POUR DIFFUSION IMMÉDIATE
Le 8 décembre 2005

L’Agence du revenu du Canada
veut abandonner le service au comptoir

  OTTAWA – L’Agence du revenu du Canada (ARC) affirme avoir un plan pour améliorer son service à la clientèle. L’ennui, c’est qu’elle estime pouvoir le faire en réduisant le nombre d’effectifs qui offrent actuellement le service.

  La présidente nationale de l’Alliance de la Fonction publique du Canada (AFPC), Nycole Turmel, estime pour sa part que l’Agence a plutôt tenté jusqu’à maintenant de réduire le service offert. « Nos membres ont travaillé fort pour sensibiliser le public aux projets de l’ARC annoncés plus tôt cette année, lesquels visent à fermer ses comptoirs-caisse et à éliminer le service au comptoir. Les Canadiennes et Canadiens ont exprimé leur désaccord et l’ARC a décidé de maintenir ses comptoirs-caisse. »

  L’ARC cherche maintenant à passer du service au comptoir au service sur rendez-vous. Déjà que les services au comptoir étaient offerts uniquement dans les villes dotées de bureaux de services fiscaux, la transition ne fera que rendre le service encore moins pratique pour les contribuables.

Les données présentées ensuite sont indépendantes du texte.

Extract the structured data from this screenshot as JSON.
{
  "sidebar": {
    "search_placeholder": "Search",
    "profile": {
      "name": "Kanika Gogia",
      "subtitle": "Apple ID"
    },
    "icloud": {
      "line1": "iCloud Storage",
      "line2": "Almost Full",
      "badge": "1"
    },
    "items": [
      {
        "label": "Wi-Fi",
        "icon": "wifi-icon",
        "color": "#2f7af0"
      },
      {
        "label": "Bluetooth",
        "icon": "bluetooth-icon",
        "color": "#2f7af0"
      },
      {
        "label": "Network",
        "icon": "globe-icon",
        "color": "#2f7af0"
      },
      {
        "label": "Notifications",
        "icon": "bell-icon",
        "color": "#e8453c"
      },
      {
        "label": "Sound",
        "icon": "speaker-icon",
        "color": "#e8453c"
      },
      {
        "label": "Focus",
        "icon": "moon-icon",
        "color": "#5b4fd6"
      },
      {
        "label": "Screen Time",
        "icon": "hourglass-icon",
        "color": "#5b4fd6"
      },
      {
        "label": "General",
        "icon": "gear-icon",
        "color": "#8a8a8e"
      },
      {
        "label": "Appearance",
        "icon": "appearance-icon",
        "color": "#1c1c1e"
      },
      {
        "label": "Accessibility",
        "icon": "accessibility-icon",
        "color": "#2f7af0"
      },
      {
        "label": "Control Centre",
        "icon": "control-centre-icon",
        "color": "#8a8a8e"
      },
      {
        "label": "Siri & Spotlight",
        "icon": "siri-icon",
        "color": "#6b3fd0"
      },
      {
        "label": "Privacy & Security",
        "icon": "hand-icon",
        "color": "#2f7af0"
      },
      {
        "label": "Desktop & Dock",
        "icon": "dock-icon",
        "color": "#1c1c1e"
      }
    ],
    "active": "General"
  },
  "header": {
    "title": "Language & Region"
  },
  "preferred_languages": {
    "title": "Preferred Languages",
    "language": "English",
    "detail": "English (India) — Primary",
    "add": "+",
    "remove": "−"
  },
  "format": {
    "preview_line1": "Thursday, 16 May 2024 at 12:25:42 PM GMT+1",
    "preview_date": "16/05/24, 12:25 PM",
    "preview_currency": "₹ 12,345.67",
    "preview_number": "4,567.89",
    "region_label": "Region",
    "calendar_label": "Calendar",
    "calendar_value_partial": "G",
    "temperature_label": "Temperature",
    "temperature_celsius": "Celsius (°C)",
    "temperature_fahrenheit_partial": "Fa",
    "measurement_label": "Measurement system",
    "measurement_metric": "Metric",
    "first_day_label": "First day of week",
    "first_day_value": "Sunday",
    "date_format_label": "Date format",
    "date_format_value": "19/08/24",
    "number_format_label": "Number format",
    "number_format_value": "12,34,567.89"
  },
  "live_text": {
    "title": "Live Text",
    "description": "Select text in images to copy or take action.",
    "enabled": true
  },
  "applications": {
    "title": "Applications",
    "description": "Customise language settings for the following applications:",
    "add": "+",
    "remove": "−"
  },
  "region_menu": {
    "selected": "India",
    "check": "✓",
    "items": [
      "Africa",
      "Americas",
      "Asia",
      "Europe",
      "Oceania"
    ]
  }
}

  « L’ARC entreprendra quelques projets pilotes en janvier afin d’évaluer le fonctionnement du libre-service assisté et du service sur rendez-vous », affirme Betty Bannon, présidente nationale du Syndicat des employés de l’impôt (SEI), un Élément de l’AFPC. « Mais avant même le début des projets pilotes, l’Agence a annoncé qu’elle réduisait du tiers son personnel affecté au service à la clientèle. Plus de cent postes seront touchés. »

  « Pour l’ARC, la notion de service consiste à installer un comptoir dans les bureaux et à faire en sorte que des agentes et agents de service à la clientèle montrent aux clients comment s’en servir », déclare Bannon. « Or, du même coup, on réduit le nombre d’agentes et d’agents chargés d’offrir ce service et de fixer les rendez-vous. »

  Pour améliorer son service, l’ARC compte également faire attendre les nombreux contribuables qui se rendent dans ses bureaux pour obtenir un relevé de leurs gains ou d’autres renseignements. En effet, l’ARC continuera d’accepter les demandes au comptoir, mais au lieu de fournir l’information sur place, elle l’enverra par la poste. Les terminaux d’ordinateur installés dans les comptoirs ne seront pas munis d’imprimantes; par conséquent, les contribuables n’ayant pas accès à un ordinateur au travail ou à la maison n’auront d’autres choix que d’attendre.

  Bannon affirme que selon les données de l’ARC, celle-ci a réussi à convaincre les Canadiennes et les Canadiens d’utiliser ses services par voie d’internet et du téléphone. « Les visites au comptoir ne représente que 4 % du service offert. Je me demande comment on peut le réduire davantage! »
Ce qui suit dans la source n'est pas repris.